CORE-ections should be made to CORE attendence

By Theodore Kortenhof

This year marks the third time students are participating in the CORE program, an orientation program for students new to Lawrence. The CORE program is two terms long, beginning fall term and ending winter term. Every week at CORE meetings, leaders initiate discussions related to the transition to Lawrence. The topics discussed are predetermined. This term, topics include campus engagement, identity, relationships and the residential campus. Along with creating discussions, the CORE program seeks to foster connections between new Lawrentians, introducing new students to the social side of college.

While CORE is a valuable opportunity for new students, I was underwhelmed by my CORE experience. This had nothing to do with my CORE leaders, and everything to do with my own level of participation. I regrettably did not throw myself into CORE. I dragged my feet and complained, putting up a futile, juvenile resistance to a program meant to help me. I was not active in CORE discussions, and did not try to involve myself in the group. Most notably, I stopped going to CORE entirely during my winter term. As such, I didn’t get much out of the program.

I bucked the CORE program because of an elevated sense of invulnerability, and a fair dose of hubris. While I was in CORE, I often felt that I didn’t need the program, that it was below me and thus couldn’t benefit me. This was shortsighted, and far from the truth. By skipping CORE, I missed out on a potential support net and a place to go with questions and concerns; a place where I could have grown through discussion prompts and self reflection. I missed this opportunity.

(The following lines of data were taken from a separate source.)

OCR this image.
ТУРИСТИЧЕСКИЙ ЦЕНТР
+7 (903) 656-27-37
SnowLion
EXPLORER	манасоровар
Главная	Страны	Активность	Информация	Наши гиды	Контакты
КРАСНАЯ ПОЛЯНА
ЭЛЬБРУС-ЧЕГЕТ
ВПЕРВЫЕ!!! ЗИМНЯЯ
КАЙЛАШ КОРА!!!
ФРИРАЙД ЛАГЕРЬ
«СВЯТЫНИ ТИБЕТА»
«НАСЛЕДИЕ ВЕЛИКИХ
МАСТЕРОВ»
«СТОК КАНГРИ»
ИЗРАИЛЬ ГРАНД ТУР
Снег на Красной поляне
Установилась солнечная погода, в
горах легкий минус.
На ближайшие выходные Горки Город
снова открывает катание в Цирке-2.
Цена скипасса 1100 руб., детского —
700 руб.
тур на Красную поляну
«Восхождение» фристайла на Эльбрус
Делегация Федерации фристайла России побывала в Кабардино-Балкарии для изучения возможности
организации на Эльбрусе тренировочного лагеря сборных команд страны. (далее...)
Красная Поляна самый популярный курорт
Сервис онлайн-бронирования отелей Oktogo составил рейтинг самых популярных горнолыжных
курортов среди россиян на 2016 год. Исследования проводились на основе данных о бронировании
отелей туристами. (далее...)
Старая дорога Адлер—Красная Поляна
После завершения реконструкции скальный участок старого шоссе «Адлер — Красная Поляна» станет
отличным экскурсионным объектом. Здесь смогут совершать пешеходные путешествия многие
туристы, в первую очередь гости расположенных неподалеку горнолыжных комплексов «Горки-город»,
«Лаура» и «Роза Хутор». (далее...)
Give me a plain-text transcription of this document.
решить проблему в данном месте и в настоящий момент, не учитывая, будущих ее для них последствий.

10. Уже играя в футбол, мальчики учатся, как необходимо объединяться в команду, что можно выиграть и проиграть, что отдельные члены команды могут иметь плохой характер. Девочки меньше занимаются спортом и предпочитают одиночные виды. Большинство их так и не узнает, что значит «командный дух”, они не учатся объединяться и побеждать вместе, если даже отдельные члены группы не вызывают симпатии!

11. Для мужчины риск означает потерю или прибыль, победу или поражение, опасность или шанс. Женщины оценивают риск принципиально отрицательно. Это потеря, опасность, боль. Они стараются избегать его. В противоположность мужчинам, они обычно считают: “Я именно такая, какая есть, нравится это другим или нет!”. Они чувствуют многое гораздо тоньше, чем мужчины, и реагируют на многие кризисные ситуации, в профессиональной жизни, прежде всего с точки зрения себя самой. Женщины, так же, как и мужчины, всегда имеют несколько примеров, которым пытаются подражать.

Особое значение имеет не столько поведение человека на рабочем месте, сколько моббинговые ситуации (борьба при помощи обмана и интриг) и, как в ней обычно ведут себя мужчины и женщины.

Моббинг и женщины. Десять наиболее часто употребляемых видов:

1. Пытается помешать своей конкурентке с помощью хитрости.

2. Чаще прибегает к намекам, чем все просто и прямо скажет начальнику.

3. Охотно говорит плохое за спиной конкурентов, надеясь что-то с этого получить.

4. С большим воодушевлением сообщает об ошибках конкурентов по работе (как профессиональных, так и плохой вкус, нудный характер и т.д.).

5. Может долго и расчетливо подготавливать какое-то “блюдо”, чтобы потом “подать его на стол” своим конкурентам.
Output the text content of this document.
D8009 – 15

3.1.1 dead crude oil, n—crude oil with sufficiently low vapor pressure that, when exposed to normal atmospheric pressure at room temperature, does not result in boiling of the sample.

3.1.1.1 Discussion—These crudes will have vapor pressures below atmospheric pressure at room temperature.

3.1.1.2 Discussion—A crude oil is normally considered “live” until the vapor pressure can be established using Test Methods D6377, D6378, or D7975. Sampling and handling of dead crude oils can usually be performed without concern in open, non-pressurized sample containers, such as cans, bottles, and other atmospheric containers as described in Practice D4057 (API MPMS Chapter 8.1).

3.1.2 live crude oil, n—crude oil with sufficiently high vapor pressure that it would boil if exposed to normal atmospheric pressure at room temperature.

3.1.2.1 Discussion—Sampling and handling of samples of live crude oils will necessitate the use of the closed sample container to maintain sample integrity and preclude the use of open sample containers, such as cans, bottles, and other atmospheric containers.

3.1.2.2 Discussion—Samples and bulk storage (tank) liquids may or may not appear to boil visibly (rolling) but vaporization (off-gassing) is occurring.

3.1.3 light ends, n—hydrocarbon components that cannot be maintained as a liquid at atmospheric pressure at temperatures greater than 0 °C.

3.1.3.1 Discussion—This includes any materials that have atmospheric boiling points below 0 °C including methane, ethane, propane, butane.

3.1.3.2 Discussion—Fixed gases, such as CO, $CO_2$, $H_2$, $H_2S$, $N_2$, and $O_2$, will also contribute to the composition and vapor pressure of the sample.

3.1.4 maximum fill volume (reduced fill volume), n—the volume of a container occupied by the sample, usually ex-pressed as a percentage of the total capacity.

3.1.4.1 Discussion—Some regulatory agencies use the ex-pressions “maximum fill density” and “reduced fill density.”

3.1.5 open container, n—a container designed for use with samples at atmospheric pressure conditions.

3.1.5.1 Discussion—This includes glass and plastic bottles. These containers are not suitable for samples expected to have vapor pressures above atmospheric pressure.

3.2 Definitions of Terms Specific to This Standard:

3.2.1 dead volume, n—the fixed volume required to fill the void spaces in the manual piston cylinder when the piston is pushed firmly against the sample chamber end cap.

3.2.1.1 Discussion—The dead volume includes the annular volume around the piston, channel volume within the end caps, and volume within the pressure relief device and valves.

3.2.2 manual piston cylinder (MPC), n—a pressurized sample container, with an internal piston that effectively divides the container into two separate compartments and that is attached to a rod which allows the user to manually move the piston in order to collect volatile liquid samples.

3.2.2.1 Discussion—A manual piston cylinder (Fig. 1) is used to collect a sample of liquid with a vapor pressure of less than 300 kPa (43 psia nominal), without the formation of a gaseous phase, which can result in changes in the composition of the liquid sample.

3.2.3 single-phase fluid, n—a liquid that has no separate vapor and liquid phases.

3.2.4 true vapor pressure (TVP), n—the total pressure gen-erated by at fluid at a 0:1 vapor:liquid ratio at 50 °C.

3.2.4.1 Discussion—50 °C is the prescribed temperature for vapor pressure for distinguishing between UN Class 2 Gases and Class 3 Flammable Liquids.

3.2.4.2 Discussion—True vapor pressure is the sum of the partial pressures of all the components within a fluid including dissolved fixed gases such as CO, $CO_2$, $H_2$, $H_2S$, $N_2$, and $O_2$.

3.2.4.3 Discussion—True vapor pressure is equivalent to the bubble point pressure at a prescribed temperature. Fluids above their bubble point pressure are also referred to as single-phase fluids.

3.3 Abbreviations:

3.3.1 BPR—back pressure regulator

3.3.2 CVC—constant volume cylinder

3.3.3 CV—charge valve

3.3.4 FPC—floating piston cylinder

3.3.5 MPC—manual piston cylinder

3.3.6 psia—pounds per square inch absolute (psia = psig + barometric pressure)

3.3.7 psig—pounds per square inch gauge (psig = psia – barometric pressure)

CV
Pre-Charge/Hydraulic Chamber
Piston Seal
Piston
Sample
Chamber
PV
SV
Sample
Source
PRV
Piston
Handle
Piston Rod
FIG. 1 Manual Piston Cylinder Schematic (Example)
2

My experience was not unique. Last year, many people showed only a minimal level of participation in CORE. One of the major obstacles for the CORE program last year was the groups that fell apart due to low attendance. Many groups ceased to function when a critical mass of their members stopped attending. Once this happened, the remaining member’s experience was impaired. CORE groups with low attendance had trouble maintaining the level of discussion achieved by other groups due to their inadequate numbers.

Improvements can, and are, being made to try to increase CORE attendance. CORE leaders often try to bring food to incentivize attendance. However, an appeal to the stomach is not always a sufficient way to persuade students. More drastic measures should be applied.

The CORE program might have higher attendance if the syllabus were loosened. While it is important to discuss issues like identity, such discussions are not always fun, nor engaging. I enjoyed CORE meetings that rambled off topic, as I felt that they morphed from a pseudo-serious forum to a more lighthearted gathering of friends.

Discussing issues relevant to Lawrence life is an essential part of CORE and should be maintained. However, I think a less scheduled approach would be an improvement. If the schedule allowed leaders to substitute items of group interest, rather than prescribed topics, CORE would be much more engaging, and thus retain more people. Additionally, giving groups more autonomy in discussion selection would allow individual groups to tailor their discussions to their specific needs.

Allowing students to opt out after one term of CORE could also improve the program. This would allow students who were uninterested in CORE, like myself, to not take part after fall term. Only involving people enthusiastic about CORE would improve winter term attendance. While fewer people would be involved in CORE, its participants would have a higher quality experience.

CORE groups live and die by their attendance. Groups that have good attendance are successful, and their members gain much. Groups with lesser attendance sputter out, and their members gain nothing. What makes CORE successful is participation. While improvements can, and should be made to help boost attendance, the core of its success depends on CORE members. It seems obvious, but the fundamental step in improving attendance is attending. So I implore those involved in CORE to approach it with an open mind, and take part. CORE is meant to help students. If you don’t make the same mistake I did, you will get something out of the CORE program.